Sponsors of cross-tested plans divide their employees into multiple groups and have the ability to change their contributions each year, and this flexibility “could be considered an advantage over traditional 401(k) plans,” says Keith Baker, personal finance professor at North Lake College in Irving, Texas. As company profits vary from year to year, employers retain the right to adjust their contributions, or even make no contribution at all, he says.

PNC Financial Services Group has found that cross-testing is “more successful when the average age of NHCEs is younger than the HCEs and when the NHCEs are not deferring enough into the plan to allow HCEs to take advantage of the plan,” says Sherri Painter, senior vice president and director of PNC Retirement Solutions. It is also wise to limit the number of employee groups to no more than 10 due to the contribution calculations and cross-testing, Painter adds.

And because the ratio of owners to rank-and-file employees is so much lower at large companies, cross-testing typically only makes sense for companies with 50 or fewer employees, Well says.

NEXT: How calculations are made

Calculations are determined every year, typically by a third-party administrator or an actuary, Well says. Every cross-testing plan will have its own individually designed formula, which is why it is important for a sponsor to ensure that they partner with a TPA, and, possibly a retirement plan adviser, conversant in the practice, Foster says.

“These are complicated calculations that we leave to actuaries to perform,” says Joanne Youn, an attorney with Caplin & Drysdale in Washington, D.C. “They will tell you what groups to establish and what allocation rates to use,” Youn says. “My role is to ensure the plan design and the documents match up, that the cross-testing design conforms to the law and what the plan document can accommodate. Some plans have limitations on how creative you can be in your plan design.”

Thus, a sponsor using cross-testing needs to periodically “revisit their goals and objectives to confirm the plan design still meets the desired outcomes and adjusts to any changes in employee demographics,” Painter says.
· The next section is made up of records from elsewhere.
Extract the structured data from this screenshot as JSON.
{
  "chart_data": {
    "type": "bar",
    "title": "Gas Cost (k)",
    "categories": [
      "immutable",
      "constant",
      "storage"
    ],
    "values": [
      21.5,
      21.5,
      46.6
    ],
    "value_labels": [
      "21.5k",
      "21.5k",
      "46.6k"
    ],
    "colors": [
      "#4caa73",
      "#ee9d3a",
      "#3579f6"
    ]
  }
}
Sponsors also need to be aware that the additional cross-testing and customized employee communications to the various groups adds to plan administration costs. However, compared to the benefits that cross-testing affords the highly paid cohort, these costs are minimal, according to Foster.
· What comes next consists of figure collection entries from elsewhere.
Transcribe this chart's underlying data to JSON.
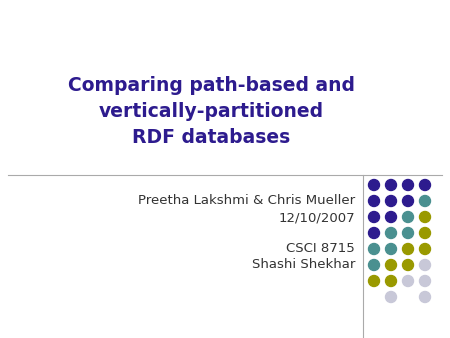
{
  "title_line1": "Comparing path-based and",
  "title_line2": "vertically-partitioned",
  "title_line3": "RDF databases",
  "title_color": "#2d1b8e",
  "line1": "Preetha Lakshmi & Chris Mueller",
  "line2": "12/10/2007",
  "line3": "CSCI 8715",
  "line4": "Shashi Shekhar",
  "text_color": "#333333",
  "bg_color": "#ffffff",
  "divider_color": "#aaaaaa",
  "dot_colors": {
    "purple": "#2d1b8e",
    "teal": "#4a9090",
    "yellow": "#999900",
    "light": "#c8c8d8"
  },
  "dot_grid": [
    [
      "purple",
      "purple",
      "purple",
      "purple"
    ],
    [
      "purple",
      "purple",
      "purple",
      "teal"
    ],
    [
      "purple",
      "purple",
      "teal",
      "yellow"
    ],
    [
      "purple",
      "teal",
      "teal",
      "yellow"
    ],
    [
      "teal",
      "teal",
      "yellow",
      "yellow"
    ],
    [
      "teal",
      "yellow",
      "yellow",
      "light"
    ],
    [
      "yellow",
      "yellow",
      "light",
      "light"
    ],
    [
      "",
      "light",
      "",
      "light"
    ]
  ],
  "title_fontsize": 13.5,
  "body_fontsize": 9.5,
  "figw": 4.5,
  "figh": 3.38,
  "dpi": 100
}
Sponsors may also want to consider certain proposed changes to retirement plan non-discrimination requirements that the IRS put forth on January 29, 2016. “They would make it more difficult for plans trying to provide qualified supplemental retirement plan benefits to HCEs,” Youn says. Plan sponsors whose plan designs require cross-testing or combined testing under Code 401(a)(4) for their profit-sharing contributions will want to consult their benefit experts about these proposed amendments, she advises.

The proposed regulation would require that groupings of employees be “reasonable” and established under “objective business criteria,” Calimafade says. Further, while the IRS currently permits sponsors to list each employee as their own individual group, which makes administration and cross-testing of plans easier, the proposed amendment would eliminate this practice, she says. “There has already been a tremendous outcry from the plan administration community since so many of the cross-tested plans have been designed this way,” she says.

Putting the administration, costs and the proposed amendments to cross-testing aside, Well still believes cross-testing is a valuable tool for plan sponsors interested in offering profit sharing to their employees, and that if they find a TPA well versed in cross-testing, it is easy to administer. “It’s a great way to go,” he says, “and if more advisers and sponsors knew about it, it would be used more often.”